As a person might imagine the situation that is occurring is the cold air from outside the building is causing the temperature inside the Fan Coil to drop to below the freezing point. This in turn causes the water inside the coil to freeze, expand and burst the thin copper tubes inside the coil.
There are water coils constructed with thicker copper tube walls that are meant for Steam applications. While using this type coil might give a little bit more strength to the coil, it wouldn’t make much of a difference when compared to the amount of force water exerts when freezing and expanding.
As we can imagine the best solution is to prevent the coil from being exposed to the cold air in the first place. However this is very difficult because generally we must rely on people (occupants of the room with the Fan Coil) to not let cold air reach the coil. It sounds like this has been a problem in several situations in the past for this building installation.
Another helpful strategy is to introduce a type of glycol (usually Ethylene or Propylene) to the Fan Coil water system. These glycol’s act like ‘anti-freeze’ and help reduce the chance of water freezing. Please consult a building design engineering consultation firm before doing this as adding glycol will impact every pipe and piece of equipment that comes in contact with the glycol throughout the building’s plumbing. In addition glycol cannot come in contact with any type of water that a person or animal might touch/consume as it can cause serious harm and even death. In addition not all building systems are compatible with glycol which can cause damage to equipment and the amount of glycol to be used must be precisely calculated as well.
Another good strategy is to not allow the water in the coil to freeze by keeping it ‘hot’. This means always allowing hot water to flow through the water coil even when the thermostat and fan are not calling for hot air to be supplied to the room. The hot water valve must remain open at all times to keep the hot water (usually 140 to 180 degrees F) from the boiler flowing through the coil at all times. This can be accomplished by sophisticated thermostat control systems that will always command the hot valve to stay open regardless of room temperature. Also manually locking the hot water valve in the ‘open’ position will accomplish this strategy. The potential drawback of this strategy is overheating of the room (even if the fan isn’t running) or causing the sheet metal housing of the fan coil itself to heat up and cause harm to anyone or anything that touches the fan coil (i.e. a person touches the front panel of the fan coil and burns their hand). This strategy should be experimented with in one Fan Coil room for effectiveness and safety before implementing building wide.’
@@TitusHVAC Thank you for your quick detailed response.
Fan coil ruptures occurred in 2 units on 2 separate days in January. In one case, water damage extended as far down as the ground floor (6 floors below the unit with the ruptured coil).
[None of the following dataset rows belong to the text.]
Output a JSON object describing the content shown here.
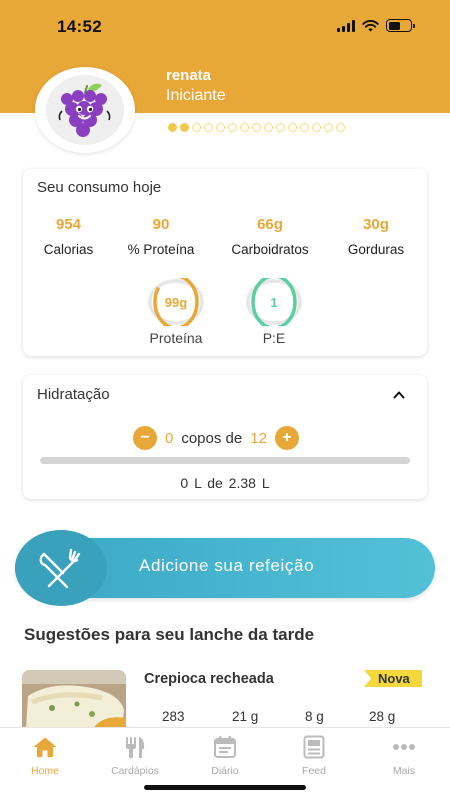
{
  "status": {
    "time": "14:52"
  },
  "profile": {
    "name": "renata",
    "level": "Iniciante",
    "progress_filled": 2,
    "progress_total": 15
  },
  "consumo": {
    "title": "Seu consumo hoje",
    "macros": [
      {
        "value": "954",
        "label": "Calorias"
      },
      {
        "value": "90",
        "label": "% Proteína"
      },
      {
        "value": "66g",
        "label": "Carboidratos"
      },
      {
        "value": "30g",
        "label": "Gorduras"
      }
    ],
    "rings": [
      {
        "value": "99g",
        "label": "Proteína",
        "color": "#E8A838",
        "fill": 0.85
      },
      {
        "value": "1",
        "label": "P:E",
        "color": "#5BCFA0",
        "fill": 1.0
      }
    ]
  },
  "hidratacao": {
    "title": "Hidratação",
    "minus": "−",
    "plus": "+",
    "current": "0",
    "between": "copos de",
    "goal": "12",
    "fill": 0,
    "liters": "0 L  de  2.38 L"
  },
  "add_meal": {
    "label": "Adicione sua refeição"
  },
  "suggestions": {
    "title": "Sugestões para seu lanche da tarde",
    "items": [
      {
        "name": "Crepioca recheada",
        "badge": "Nova",
        "calories": "283",
        "carbs": "21 g",
        "fat": "8 g",
        "protein": "28 g"
      }
    ]
  },
  "tabs": [
    {
      "label": "Home",
      "icon": "home-icon",
      "active": true
    },
    {
      "label": "Cardápios",
      "icon": "cutlery-icon",
      "active": false
    },
    {
      "label": "Diário",
      "icon": "calendar-icon",
      "active": false
    },
    {
      "label": "Feed",
      "icon": "feed-icon",
      "active": false
    },
    {
      "label": "Mais",
      "icon": "more-icon",
      "active": false
    }
  ],
  "colors": {
    "accent": "#E8A838",
    "teal": "#4BB7D0",
    "green": "#5BCFA0"
  }
}
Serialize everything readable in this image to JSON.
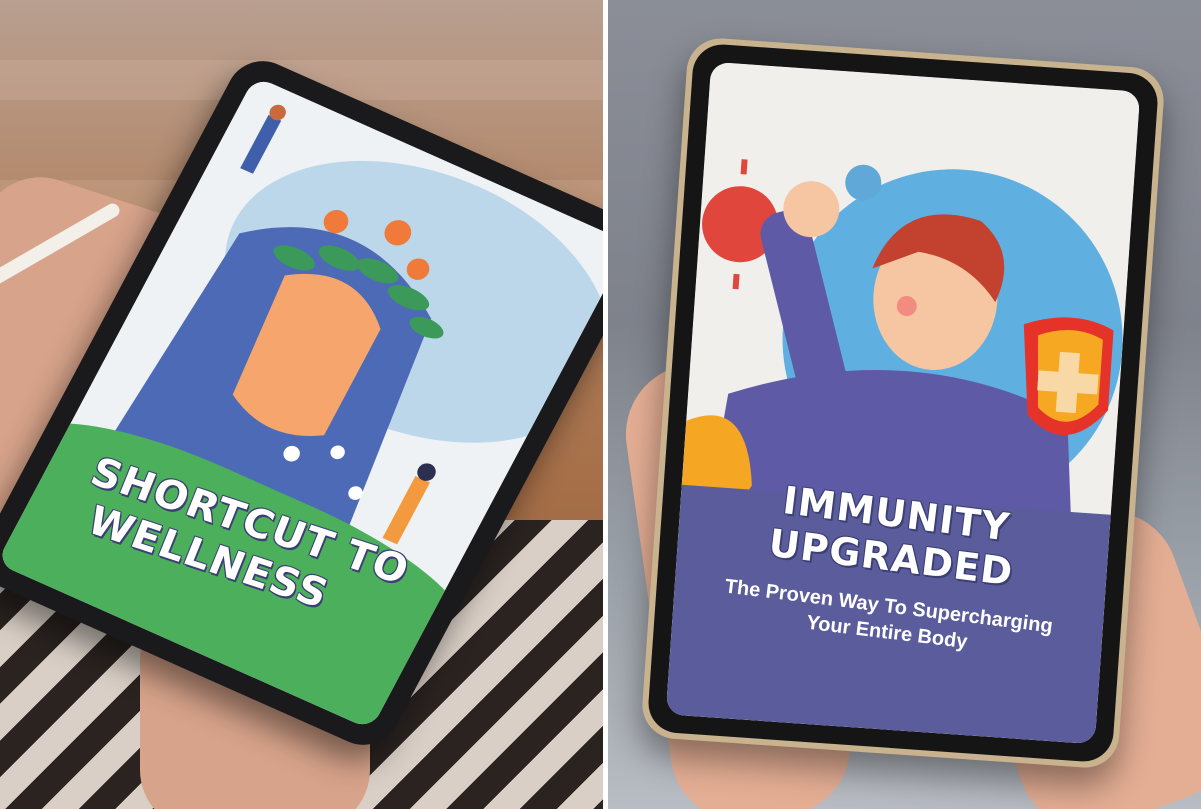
{
  "left_cover": {
    "title_line1": "SHORTCUT TO",
    "title_line2": "WELLNESS",
    "colors": {
      "band": "#4caf5c",
      "hair": "#4d6ab7",
      "skin": "#f6a66c",
      "shirt": "#f39a3f"
    }
  },
  "right_cover": {
    "title": "IMMUNITY UPGRADED",
    "subtitle_line1": "The Proven Way To Supercharging",
    "subtitle_line2": "Your Entire Body",
    "colors": {
      "band": "#5a5c9c",
      "sweater": "#5e5aa6",
      "hair": "#c2422f",
      "shield": "#e6332a",
      "virus": "#e0463c"
    }
  }
}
The building is only about a year old. With this very important protective function left for a human being to perform, more ruptures are likely.
The sliding door opening is only about 1 foot from the fan coil unit. If the door opened from the other direction (left to right instead of right to left), the opening would have been 6 feet from the unit, providing a better level of protection.
*Two Observations*
According to the manufacturer's data:
(a) The units are equipped with 1 kW auxiliary heaters to provide heat during the Spring and Fall when the systems are in cooling mode.
(b) The units are equipped with a temperature sensor that causes the unit to enter anti-freeze mode when air entering the unit falls below 4C/40F. Anti-freeze mode circulates hot water through the coil and shuts down the fan to reduce cold air flow
*Questions*
(1) Shouldn't item "b" above have prevented coil rupture?
(2) The temperature sensor ties into a digital controller which activates a relay that brings in the heater. Can't the temperature sensor be used to turn on the auxiliary heater when the temperature drops to 4C/40F and maybe also activate an alarm?